More recently, in 2015, it was revealed that 45 per cent of British Muslims think that hate preachers that advocate violence against the West represent “mainstream Islam.”
Forty per cent of British Muslims say they want Sharia law in the West, while 41 per cent oppose it.
Despite the fact that “Islamophobia” did not rise after the Paris Attacks, there remains a grievance industry across the Western world which targets young Muslims especially, urging them to feel victimised by Western governments for taking a stance against Islamism – and scarcely a tough stance at that.
No more was this evident than in the case of Tell MAMA, a government-backed Muslim grievance group which saw its state funding removed after it was found trying to artificially inflate statistics on hate crimes against Muslims in the UK.
CRIMINALITY
Earlier this year it was reported that one in five prisoners in the United Kingdom’s top security jails is now Muslim, a rise of 23 per cent from just five years ago. In total, a 20 per cent increase in the jail population in Britain has been outstripped by the rise in Muslim inmates — up 122 per cent over 13 years.

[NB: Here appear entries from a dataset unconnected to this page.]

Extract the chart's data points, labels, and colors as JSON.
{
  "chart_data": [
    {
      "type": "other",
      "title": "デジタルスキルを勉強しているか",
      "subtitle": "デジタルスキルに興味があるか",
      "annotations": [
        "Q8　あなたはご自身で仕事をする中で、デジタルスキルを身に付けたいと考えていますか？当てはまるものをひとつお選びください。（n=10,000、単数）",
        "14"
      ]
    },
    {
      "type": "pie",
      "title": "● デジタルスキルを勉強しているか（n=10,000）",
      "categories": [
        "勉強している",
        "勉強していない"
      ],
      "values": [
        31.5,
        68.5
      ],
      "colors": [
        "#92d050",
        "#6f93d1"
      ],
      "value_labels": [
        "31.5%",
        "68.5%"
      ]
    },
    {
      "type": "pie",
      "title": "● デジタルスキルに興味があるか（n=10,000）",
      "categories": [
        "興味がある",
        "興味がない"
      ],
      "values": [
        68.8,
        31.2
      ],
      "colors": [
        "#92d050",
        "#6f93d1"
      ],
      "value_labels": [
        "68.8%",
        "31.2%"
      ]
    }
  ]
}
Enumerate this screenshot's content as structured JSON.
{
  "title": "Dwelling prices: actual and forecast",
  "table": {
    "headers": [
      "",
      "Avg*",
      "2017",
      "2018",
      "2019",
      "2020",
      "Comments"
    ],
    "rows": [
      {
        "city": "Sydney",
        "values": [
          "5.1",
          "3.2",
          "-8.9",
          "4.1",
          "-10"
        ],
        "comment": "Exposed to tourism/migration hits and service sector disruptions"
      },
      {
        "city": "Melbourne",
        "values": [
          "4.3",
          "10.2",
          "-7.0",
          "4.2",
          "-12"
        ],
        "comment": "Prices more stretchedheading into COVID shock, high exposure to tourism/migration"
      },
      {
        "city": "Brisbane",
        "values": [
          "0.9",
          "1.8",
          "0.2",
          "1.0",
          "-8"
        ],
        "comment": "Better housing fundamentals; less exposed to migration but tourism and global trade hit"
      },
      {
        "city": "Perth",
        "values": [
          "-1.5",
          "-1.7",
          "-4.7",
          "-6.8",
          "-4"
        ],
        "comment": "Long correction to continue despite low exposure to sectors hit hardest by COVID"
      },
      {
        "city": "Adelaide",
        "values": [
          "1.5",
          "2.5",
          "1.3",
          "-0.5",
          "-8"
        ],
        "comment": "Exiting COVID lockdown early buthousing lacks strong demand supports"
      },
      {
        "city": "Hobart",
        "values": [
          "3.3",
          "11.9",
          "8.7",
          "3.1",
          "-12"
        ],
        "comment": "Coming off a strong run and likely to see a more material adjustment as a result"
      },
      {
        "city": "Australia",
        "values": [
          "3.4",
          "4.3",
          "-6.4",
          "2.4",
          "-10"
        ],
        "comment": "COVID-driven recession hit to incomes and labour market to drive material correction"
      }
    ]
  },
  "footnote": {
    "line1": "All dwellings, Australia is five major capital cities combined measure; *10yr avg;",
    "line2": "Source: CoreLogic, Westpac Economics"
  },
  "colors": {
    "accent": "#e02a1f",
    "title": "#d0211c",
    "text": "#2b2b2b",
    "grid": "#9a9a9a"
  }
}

The same disproportionate figures are borne out across the United States, where Pew data from 2011 revealed that Muslims made up 9 per cent of state and federal prisoners though at the time Muslims made up just 0.8 per cent of the U.S. population.
In 2008, the Washington Post reported “About 60 to 70 percent of all inmates in [France’s] prison system are Muslim, according to Muslim leaders, sociologists and researchers, though Muslims make up only about 12 percent of the country’s population.”
ANTI-SEMITISM
“An average of 55 percent of Western European Muslims harbored antisemitic attitudes. Acceptance of antisemitic stereotypes by Muslims in these countries was substantially higher than among the national population in each country,” an Anti-Defamation League (ADL) report found in 2015.
A Swedish government report from 2006 found that that 5 per cent of the total population held anti-Semitic views, with the number surging to 39 per cent amongst adult Muslims.
In Germany in 2012, a study of the country’s burgeoning Turkish population revealed that 62 percent of Turks in Germany said they wanted to only live amongst each other, with 46 per cent wanting the country to become a Muslim majority nation. This report also found that 18 per cent of the Turkish population thought of Jews as “inferior.”
Breitbart News reported in January about an ongoing exodus of French Jews, with some 8,000 headed for Israel in 2015 and many others migrating to the UK or the U.S, as a result of rising anti-Semitism.
INTEGRATION
Despite hundreds of millions of pounds, dollars, and euros spent on integration projects, it appears to be a Sisyphean task – calling into question the rate at which immigration is occurring throughout the Western world and the tolerance with which our societies have operate thus far.
The BBC found that 36 per cent of 16 to 24-year-old Muslims believe that if a Muslim converts to another religion they should be punished by death. Thirty five per cent of Muslims say they would prefer to send their children to an Islamic school, and 37 per cent of 16 to 24-year-olds say they want government-funded Islamic schools to send their kids to.
The report again highlights the radicalisation of the Muslim youth in the West, with 74 per cent of 16 to 24-year-olds preferring Muslim women to wear the veil, compared with only 28 per cent for those over the age of 55.